Naruto masih menikmati kekehannya seraya memilih-milih makanan di daftar menu. Oh, ayolah, seharusnya aku dapat melihat ujaran Naruto itu sebagai godaan kekanakan. Tapi, entah mengapa yang aku lihat justru kejujuran seorang lelaki dewasa yang mesum. Dan, sejak kapan Naruto mesum?

Kemudian aku melihatnya melambaikan tangan kepada salah satu waiters yang berada tak jauh dari tempat kami. Ia memesan beberapa makanan yang sangat kukenali—atau tepatnya kusukai. Setajam itukah ingatannya? Ia masih mengingat makanan kesukaanku.

Setelah selesai dengan pesanan Naruto, waiters itu akhirnya pergi meninggalkan kami. Naruto kembali mengalihkan pandangannya ke arahku, kali ini lebih serius.

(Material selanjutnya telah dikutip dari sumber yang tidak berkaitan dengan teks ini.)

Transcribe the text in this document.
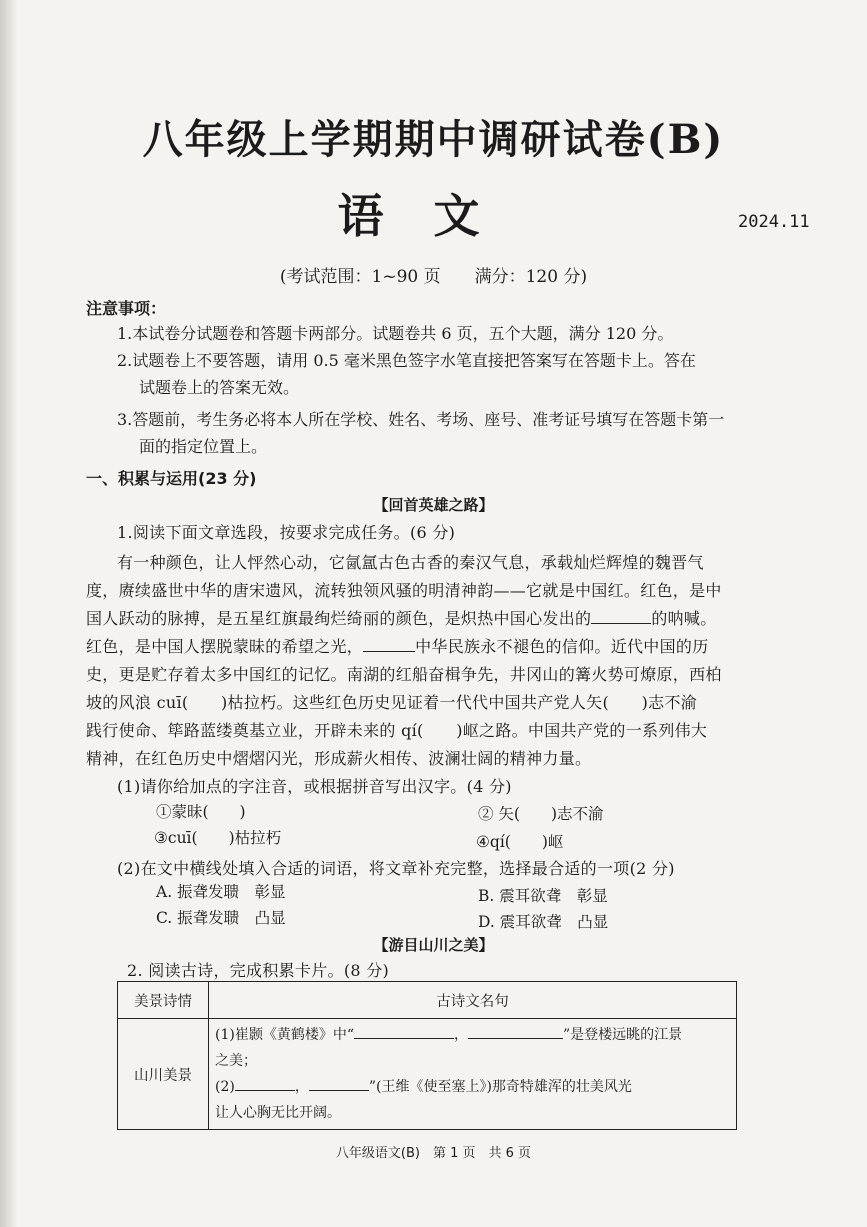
八年级上学期期中调研试卷(B)
语文	2024.11
(考试范围：1~90 页　　满分：120 分)
注意事项：
1.本试卷分试题卷和答题卡两部分。试题卷共 6 页，五个大题，满分 120 分。
2.试题卷上不要答题，请用 0.5 毫米黑色签字水笔直接把答案写在答题卡上。答在
试题卷上的答案无效。
3.答题前，考生务必将本人所在学校、姓名、考场、座号、准考证号填写在答题卡第一
面的指定位置上。
一、积累与运用(23 分)
【回首英雄之路】
1.阅读下面文章选段，按要求完成任务。(6 分)
有一种颜色，让人怦然心动，它氤氲古色古香的秦汉气息，承载灿烂辉煌的魏晋气
度，赓续盛世中华的唐宋遗风，流转独领风骚的明清神韵——它就是中国红。红色，是中
国人跃动的脉搏，是五星红旗最绚烂绮丽的颜色，是炽热中国心发出的	的呐喊。
红色，是中国人摆脱蒙昧的希望之光，	中华民族永不褪色的信仰。近代中国的历
史，更是贮存着太多中国红的记忆。南湖的红船奋楫争先，井冈山的篝火势可燎原，西柏
坡的风浪 cuī(　　)枯拉朽。这些红色历史见证着一代代中国共产党人矢(　　)志不渝
践行使命、筚路蓝缕奠基立业，开辟未来的 qí(　　)岖之路。中国共产党的一系列伟大
精神，在红色历史中熠熠闪光，形成薪火相传、波澜壮阔的精神力量。
(1)请你给加点的字注音，或根据拼音写出汉字。(4 分)
①蒙昧(　　)	② 矢(　　)志不渝
③cuī(　　)枯拉朽	④qí(　　)岖
(2)在文中横线处填入合适的词语，将文章补充完整，选择最合适的一项(2 分)
A. 振聋发聩　彰显	B. 震耳欲聋　彰显
C. 振聋发聩　凸显	D. 震耳欲聋　凸显
【游目山川之美】
2. 阅读古诗，完成积累卡片。(8 分)
美景诗情	古诗文名句
山川美景	(1)崔颢《黄鹤楼》中“ ， ”是登楼远眺的江景
之美；
(2) ， ”(王维《使至塞上》)那奇特雄浑的壮美风光
让人心胸无比开阔。
八年级语文(B)　第 1 页　共 6 页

"Aku tak menyangka kau benar-benar menjadi dokter." ujarnya skeptis. Aku melotot.

"Maksudmu?"

"Yeah, mungkin kau akan lebih cocok menjadi seorang sekretaris di sebuah perusahaan. Itu membuatmu lebih terlihat manusiawi, Sakura." jawab Naruto enteng.

Aku mengerutkan alis kesal, "Kau meragukanku? Hanya karena aku senang menyakiti fisikmu dulu aku tak pantas menjadi seorang dokter, begitu?"

Naruto tersenyum simpul. "Hei, aku tak bilang begitu."

"Jangan karena kau telah sukses menjadi direktur utama perusahaan besar, kau bisa seenaknya meragukanku." balasku benar-benar tak dapat menahan emosiku.

Lagi-lagi naruto tersenyum, kali ini lebih lebar dan lebih terlihat seperti seringaian. "Bukan begitu." ia mencondongkan tubuhnya ke arahku. "Hanya saja, menjadi dokter membuatmu terlihat sangat sempurna, Sakura."

Aku terpaku. Naruto melanjutkan.

"Bukankah para pria akan segan dengan wanita yang terlampau sempurna?"

Sedetik setelah mendengar kalimat terakhir Naruto itu, wajahku terasa paans. Sial, apa yang sedang ia bicarakan sebenarnya? Memujiku atau menyindiriku?

"But, no problem. Aku suka wanita sempurna."

Oh. My. God. Aku tahu kini wajahku sudah memerah sempurna seperti bokong orang utan. Naruto? Sejak kapan kau terlihat lihai untuk flirting seperti ini? Ugh.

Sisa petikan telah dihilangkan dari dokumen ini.